Progress is being made in the enquiry into what happened to French
cameraman Frédéric Nérac and Lebanese interpreter Hussein Osman, both of the British TV network ITN, who disappeared in southern Iraq two days after the start of the US-British invasion six months ago. No solid clues have been found by British military investigators but searches are under way and US forces are now cooperating.
Reporters Without Borders said today it was encouraged by progress in a British military police enquiry into the fate of two missing media workers - French cameraman Frédéric Nérac and Lebanese interpreter Hussein Osman, of the British TV network ITN - six months after they vanished without trace after being caught in shooting between US Marines and Iraqi forces near Basra, in southern Iraq, on 22 March.

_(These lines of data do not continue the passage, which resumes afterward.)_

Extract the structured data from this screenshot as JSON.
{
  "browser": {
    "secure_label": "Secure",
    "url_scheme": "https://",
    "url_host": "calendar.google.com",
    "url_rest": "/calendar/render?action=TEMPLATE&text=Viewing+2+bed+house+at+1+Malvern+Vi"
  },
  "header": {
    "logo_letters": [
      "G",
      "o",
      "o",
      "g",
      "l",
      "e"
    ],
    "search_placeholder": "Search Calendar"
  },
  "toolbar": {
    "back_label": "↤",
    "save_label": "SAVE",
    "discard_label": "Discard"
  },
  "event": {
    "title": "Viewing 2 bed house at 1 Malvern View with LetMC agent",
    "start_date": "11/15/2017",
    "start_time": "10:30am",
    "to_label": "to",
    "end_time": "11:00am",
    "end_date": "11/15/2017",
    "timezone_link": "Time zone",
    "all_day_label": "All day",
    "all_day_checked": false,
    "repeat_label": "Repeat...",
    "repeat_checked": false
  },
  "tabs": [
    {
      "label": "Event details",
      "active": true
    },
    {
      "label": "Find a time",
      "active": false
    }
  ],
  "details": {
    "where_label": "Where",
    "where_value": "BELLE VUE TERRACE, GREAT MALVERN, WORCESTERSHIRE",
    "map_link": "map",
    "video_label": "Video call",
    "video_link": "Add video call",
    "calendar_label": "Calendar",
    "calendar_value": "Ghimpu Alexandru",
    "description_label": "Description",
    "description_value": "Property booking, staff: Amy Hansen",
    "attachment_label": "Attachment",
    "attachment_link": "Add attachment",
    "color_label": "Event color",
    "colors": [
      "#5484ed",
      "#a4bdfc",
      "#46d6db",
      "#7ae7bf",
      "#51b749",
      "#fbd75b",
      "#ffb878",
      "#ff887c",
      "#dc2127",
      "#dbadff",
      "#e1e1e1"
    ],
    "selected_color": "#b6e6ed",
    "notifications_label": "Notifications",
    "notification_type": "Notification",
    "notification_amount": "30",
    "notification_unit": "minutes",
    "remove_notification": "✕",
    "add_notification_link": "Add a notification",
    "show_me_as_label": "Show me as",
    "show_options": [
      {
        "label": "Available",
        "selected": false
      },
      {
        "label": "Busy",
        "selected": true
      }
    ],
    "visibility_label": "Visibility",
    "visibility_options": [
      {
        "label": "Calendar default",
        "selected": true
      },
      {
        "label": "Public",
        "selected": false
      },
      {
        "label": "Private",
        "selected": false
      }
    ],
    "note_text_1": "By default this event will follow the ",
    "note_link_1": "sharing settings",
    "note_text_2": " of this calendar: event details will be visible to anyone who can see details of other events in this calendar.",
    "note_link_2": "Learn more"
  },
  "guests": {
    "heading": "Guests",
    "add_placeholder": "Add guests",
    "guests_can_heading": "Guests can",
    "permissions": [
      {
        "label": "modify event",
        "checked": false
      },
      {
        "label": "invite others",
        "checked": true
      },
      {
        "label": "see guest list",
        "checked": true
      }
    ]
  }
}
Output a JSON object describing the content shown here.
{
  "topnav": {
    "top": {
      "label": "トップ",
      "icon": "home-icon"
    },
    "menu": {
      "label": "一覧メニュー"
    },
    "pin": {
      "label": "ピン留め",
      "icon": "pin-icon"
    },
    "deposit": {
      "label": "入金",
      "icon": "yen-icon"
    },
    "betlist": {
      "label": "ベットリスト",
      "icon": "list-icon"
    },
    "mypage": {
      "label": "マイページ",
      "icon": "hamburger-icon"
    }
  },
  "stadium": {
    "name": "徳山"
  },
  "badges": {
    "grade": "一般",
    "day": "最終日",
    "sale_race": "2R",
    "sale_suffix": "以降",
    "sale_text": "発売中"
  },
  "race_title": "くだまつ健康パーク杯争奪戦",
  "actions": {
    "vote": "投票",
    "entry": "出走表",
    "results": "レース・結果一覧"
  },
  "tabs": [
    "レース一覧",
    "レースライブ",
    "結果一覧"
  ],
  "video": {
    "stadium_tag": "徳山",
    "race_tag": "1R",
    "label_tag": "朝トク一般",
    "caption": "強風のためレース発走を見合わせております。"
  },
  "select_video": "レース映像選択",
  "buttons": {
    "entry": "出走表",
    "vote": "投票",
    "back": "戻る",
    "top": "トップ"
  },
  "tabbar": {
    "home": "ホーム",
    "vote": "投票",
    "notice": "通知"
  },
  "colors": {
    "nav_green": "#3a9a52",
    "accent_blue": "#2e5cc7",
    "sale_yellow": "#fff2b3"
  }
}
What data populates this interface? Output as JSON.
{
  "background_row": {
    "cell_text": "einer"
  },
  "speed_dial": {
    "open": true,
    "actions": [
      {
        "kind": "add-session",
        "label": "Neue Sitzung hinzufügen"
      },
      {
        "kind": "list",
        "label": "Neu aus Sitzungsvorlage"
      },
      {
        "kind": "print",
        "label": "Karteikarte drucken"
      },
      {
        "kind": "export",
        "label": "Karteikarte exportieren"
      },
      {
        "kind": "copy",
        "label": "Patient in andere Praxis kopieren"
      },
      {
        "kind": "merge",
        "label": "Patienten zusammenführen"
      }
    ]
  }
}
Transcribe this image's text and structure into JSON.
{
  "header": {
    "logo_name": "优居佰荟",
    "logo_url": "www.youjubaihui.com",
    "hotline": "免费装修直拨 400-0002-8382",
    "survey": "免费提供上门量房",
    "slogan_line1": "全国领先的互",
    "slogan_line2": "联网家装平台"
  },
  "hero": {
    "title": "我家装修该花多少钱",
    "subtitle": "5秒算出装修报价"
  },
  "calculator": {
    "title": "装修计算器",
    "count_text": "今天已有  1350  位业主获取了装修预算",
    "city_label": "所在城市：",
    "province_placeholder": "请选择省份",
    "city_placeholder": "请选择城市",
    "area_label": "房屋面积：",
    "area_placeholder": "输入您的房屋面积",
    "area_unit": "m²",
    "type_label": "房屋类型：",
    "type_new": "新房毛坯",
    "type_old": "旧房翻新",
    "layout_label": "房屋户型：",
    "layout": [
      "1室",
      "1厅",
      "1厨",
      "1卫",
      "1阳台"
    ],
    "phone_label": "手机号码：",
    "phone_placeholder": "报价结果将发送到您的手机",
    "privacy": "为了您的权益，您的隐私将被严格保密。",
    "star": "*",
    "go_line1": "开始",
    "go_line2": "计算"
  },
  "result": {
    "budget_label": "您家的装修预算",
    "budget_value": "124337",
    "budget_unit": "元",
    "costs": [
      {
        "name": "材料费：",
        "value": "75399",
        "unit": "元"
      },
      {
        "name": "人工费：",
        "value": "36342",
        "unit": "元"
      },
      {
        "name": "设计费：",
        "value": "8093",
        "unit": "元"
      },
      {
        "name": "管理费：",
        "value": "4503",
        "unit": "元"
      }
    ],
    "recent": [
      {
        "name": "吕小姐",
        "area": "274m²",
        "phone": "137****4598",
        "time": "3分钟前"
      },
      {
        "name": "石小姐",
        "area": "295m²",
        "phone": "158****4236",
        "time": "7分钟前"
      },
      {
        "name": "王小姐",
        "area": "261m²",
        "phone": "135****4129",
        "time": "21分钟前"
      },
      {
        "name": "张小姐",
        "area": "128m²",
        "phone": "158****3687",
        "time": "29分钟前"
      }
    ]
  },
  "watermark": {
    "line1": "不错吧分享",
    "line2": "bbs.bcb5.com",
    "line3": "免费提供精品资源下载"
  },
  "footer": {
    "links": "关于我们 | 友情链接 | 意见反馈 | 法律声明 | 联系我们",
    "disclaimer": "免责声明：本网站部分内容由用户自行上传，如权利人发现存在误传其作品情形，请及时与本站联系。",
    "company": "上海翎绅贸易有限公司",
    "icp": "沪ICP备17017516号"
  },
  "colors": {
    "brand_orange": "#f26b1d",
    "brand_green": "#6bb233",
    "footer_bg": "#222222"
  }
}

British forces, who are in charge of the area, opened an official investigation in June and are now conducting searches and taking evidence from witnesses. They have not yet found solid indication of what happened to the pair, but US officials are now being helpful and France is cooperating with the enquiry.
Nérac's wife Fabienne Nérac is available for interview by journalists and can be contacted through Reporters Without Borders at +33 (0)1.4483-8484.
A team of four non-"embedded" ITN journalists, including Nérac and Osman, were caught in the shooting on the second day of the US-British invasion of Iraq.
British star reporter Terry Lloyd was killed, probably by US gunfire, and his colleague, Belgian cameraman Daniel Demoustier, who was in the same jeep (marked "TV") was wounded. Demoustier hid in a ditch and was then taken to Kuwait by a passing British journalist. Nérac, 43, and Osman, 28, who were driving another vehicle, also marked "TV," vanished without trace.
US Secretary of State Colin Powell personally promised Nérac's wife at a Brussels press conference on 3 April that US officials would find out what had happened.
The two men's journalists' cards were found at Baath party offices in Al-Zubair, about 20 kms south of Baghdad, on 7 May. British authorities at first refused to make an official enquiry, saying ITN should first provide evidence that a war crime had been committed. But they relented in late May and began investigating in early June.